Tu tarde se ha vuelto
pálida y la hojarasca de mi parque se ha transformado en tosca cama, húmeda y
crujiente. Aún no han llegado las primeras nieves a cubrir las cumbres de tus
días y observo desde mi atalaya de sal cómo se pierden tus ojos de océano entre
las sombras del tiempo, buscando los recuerdos de una calle de tierra, intentando
hallar el número impar de una casa cualquiera.
Yo también busco… Busco
mi pañuelo de impotencia para enjugar esa lágrima solitaria que se desliza
silenciosa a través del surco de tu piel refugiada. Mi rostro guarda silencio mientras
observo a tu voz que ya no habla, y sólo conversan ya unos ojos más abajo de tu
mirada.
A unos pasos de
distancia de tus horas y de mi noche se escuchan los jadeos de los jóvenes amantes,
que quieren perderse entre el silencio de tu palabra y mi palabra. Desean olvidar,
aunque sea por un instante, que yacen sus cuerpos en un lecho prestado, sobre un
suelo frío, tapizado de hojas secas.
Tu cuerpo se vuelve de
espaldas para ignorar los susurros de los jóvenes enamorados, y yo, triste
espectadora de la palidez de tu tarde, corro tras tu angustia para escuchar el
grito que emiten tus entrañas que se retuercen. Pero mi carrera es en vano.

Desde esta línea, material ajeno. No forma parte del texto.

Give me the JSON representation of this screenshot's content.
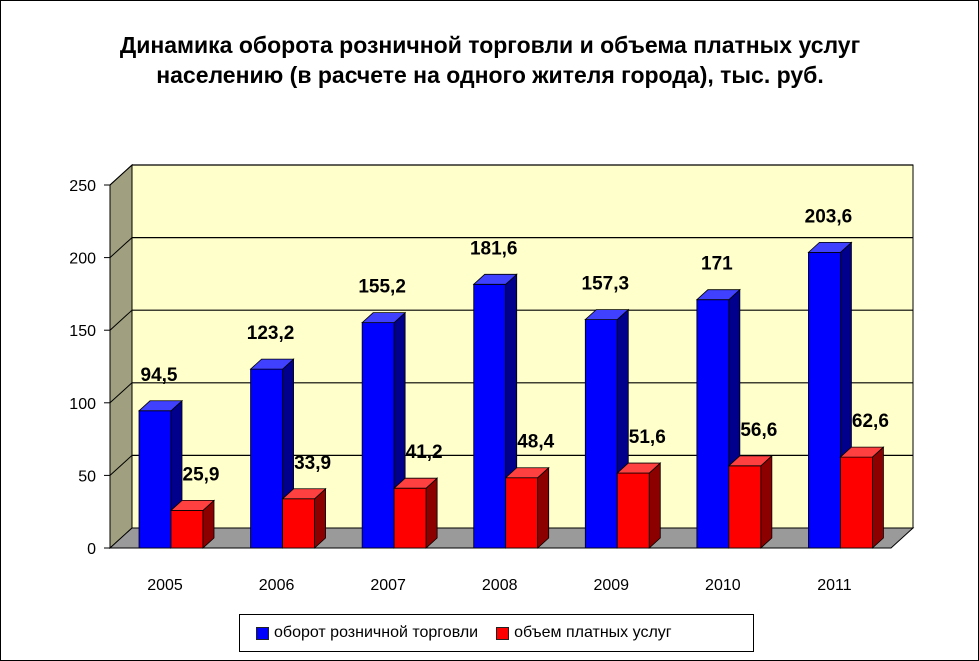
{
  "colors": {
    "series1": "#0000ff",
    "series2": "#ff0000",
    "wall": "#ffffcc",
    "side_wall": "#a0a080",
    "floor": "#9a9a9a"
  },
  "chart_data": {
    "type": "bar",
    "title": "Динамика оборота розничной торговли и объема платных услуг населению (в расчете на одного жителя города), тыс. руб.",
    "categories": [
      "2005",
      "2006",
      "2007",
      "2008",
      "2009",
      "2010",
      "2011"
    ],
    "series": [
      {
        "name": "оборот розничной торговли",
        "values": [
          94.5,
          123.2,
          155.2,
          181.6,
          157.3,
          171,
          203.6
        ],
        "labels": [
          "94,5",
          "123,2",
          "155,2",
          "181,6",
          "157,3",
          "171",
          "203,6"
        ]
      },
      {
        "name": "объем платных услуг",
        "values": [
          25.9,
          33.9,
          41.2,
          48.4,
          51.6,
          56.6,
          62.6
        ],
        "labels": [
          "25,9",
          "33,9",
          "41,2",
          "48,4",
          "51,6",
          "56,6",
          "62,6"
        ]
      }
    ],
    "ylim": [
      0,
      250
    ],
    "yticks": [
      "0",
      "50",
      "100",
      "150",
      "200",
      "250"
    ],
    "grid": true,
    "legend_position": "bottom",
    "style": "3d-clustered-column"
  }
}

Desde la distancia oigo sonidos de muerte. Son las voces de las bombas aliadas
que hacen blanco y que iluminan los perfiles de tu barrio.
Enmudecen tus
silencios y tus rabias, los jadeos se interrumpen y dan paso a mis sollozos que
expulso con voz de niña de mar. Ahora te veo a lo lejos, donde mi tarde se
vuelve mañana y mi parque de horas grises se transforma en un instante en el
aula de tu amanecer. Tus párpados permanecen muy quietos bajo las líneas finas
de tus cejas, tan oscuras como mi impotencia, y cierras tus puños con fuerza al
despedirte de tu cetro de viejo profesor.
Nunca más escucharé de
tus labios lo que vale la palabra..., lo que cuesta una doctrina.
Desde la palidez de tu
tarde, desde mi atalaya de sol, tú y yo, los dos, contemplamos con horror el
resplandor que ilumina el perfil del viejo barrio, donde en una calle de
tierra, en el número once de la acera bordeada de voces adolescentes, la vieja
escuela arde en llamas estridentes que se elevan en la negra noche, y se llevan
a los fantasmas de tu cuerpo refugiado y de mis versos aliados.